Mice were sacrificed, and their brains were rapidly removed at 24 h post-MCAO, whereas HT22 cells were collected at 9 h after OGD. For total protein extraction, brains and cells were lysed in 4% SDS buffer, homogenized on ice and stored at −80 °C. Protein concentrations were determined with a BCA protein assay kit (Cwbiotech, Beijing, China). Following this, protein was separated by 10% SDS-PAGE and transferred to nitrocellulose membrane. The membranes were blocked by 5% non-fat milk and incubated with primary antibodies against RIP1 (1:1000, Cell Signaling Technology, catalog #8737), RIP3 (1:1000, Abcam, catalog ab56164), MLKL (1:1000, Abcam, catalog ab194699), HIF-1α (1:1000, Abcam, catalog ab179483), and β-actin (1:5000, Proteintech, catalog 20536-1-AP) at 4 °C overnight. After being extensively washed with TBST, the membranes were incubated with anti-rabbit secondary antibodies (1:10000, KPL, catalog 074-1506) for 1 h at room temperature. Protein was developed with ECL reagent (GE Healthcare, Pittsburgh, USA) and visualized using an Amersham Imager 600 (GE Healthcare, Pittsburgh, USA).

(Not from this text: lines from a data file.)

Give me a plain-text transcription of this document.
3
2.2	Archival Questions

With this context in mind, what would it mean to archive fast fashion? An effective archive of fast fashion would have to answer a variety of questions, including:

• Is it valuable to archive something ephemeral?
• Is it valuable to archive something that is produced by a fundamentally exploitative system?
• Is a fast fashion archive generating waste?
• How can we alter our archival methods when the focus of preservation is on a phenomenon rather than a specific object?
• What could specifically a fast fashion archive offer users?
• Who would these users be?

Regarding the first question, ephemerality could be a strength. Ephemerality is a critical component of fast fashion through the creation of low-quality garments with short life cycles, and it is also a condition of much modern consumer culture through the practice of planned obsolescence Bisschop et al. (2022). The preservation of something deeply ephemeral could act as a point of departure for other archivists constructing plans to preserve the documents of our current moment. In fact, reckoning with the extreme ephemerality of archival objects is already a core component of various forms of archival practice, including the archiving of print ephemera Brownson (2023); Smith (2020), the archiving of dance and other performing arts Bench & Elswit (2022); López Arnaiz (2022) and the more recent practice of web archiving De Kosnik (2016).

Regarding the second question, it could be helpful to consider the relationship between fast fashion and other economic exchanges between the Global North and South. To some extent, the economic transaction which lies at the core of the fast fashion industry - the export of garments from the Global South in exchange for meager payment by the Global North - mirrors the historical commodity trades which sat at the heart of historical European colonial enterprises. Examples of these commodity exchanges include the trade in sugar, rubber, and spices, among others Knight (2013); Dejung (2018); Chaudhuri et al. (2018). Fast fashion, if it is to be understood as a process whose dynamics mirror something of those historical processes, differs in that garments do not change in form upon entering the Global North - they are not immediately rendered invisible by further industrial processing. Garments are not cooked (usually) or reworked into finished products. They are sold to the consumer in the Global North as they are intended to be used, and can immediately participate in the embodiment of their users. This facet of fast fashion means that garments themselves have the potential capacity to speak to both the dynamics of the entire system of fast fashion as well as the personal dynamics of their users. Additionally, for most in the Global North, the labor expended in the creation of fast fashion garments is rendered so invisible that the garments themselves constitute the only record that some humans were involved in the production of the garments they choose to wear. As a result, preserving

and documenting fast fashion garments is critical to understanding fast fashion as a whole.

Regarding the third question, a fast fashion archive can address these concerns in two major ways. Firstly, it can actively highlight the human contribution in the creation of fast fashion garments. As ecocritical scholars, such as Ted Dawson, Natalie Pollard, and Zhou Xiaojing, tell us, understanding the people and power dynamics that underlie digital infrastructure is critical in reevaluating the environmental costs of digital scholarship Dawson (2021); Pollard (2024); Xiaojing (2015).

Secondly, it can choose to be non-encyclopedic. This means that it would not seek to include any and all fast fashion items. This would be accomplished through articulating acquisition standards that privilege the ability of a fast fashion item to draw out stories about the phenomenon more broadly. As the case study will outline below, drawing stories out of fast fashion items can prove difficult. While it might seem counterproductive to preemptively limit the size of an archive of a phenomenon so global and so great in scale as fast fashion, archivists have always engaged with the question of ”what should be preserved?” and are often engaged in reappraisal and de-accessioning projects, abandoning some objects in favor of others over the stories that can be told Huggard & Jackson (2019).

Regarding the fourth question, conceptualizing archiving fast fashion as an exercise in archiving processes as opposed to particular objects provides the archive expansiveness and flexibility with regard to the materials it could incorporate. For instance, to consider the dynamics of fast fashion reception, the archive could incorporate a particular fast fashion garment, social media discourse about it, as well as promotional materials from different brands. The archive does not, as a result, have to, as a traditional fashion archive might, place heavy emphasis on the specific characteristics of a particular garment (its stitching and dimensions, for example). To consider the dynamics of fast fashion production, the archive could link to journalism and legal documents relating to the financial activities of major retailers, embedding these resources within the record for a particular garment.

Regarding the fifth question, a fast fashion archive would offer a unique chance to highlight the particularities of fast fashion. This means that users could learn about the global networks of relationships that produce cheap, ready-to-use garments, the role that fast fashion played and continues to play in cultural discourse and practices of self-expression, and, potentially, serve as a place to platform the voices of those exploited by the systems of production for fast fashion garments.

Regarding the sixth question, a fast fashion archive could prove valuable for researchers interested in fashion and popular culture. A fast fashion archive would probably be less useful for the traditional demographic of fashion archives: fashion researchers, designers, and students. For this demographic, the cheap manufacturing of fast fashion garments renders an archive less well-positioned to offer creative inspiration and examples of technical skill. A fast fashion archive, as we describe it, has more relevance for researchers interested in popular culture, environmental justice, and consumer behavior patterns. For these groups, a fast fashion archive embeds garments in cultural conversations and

The density of bands was determined by Scion Image 4.0 software. β-actin was used as internal control.

Statistical analysis

All data were presented as mean ± SD. Statistical analysis was performed using SPSS 13.0 software. We use t-test to compare statistical significance within two groups or one-way analysis of variance (ANOVA) followed by Tukey’s multiple comparison test for multiple groups comparison. p < 0.05 was considered to be statistically significant.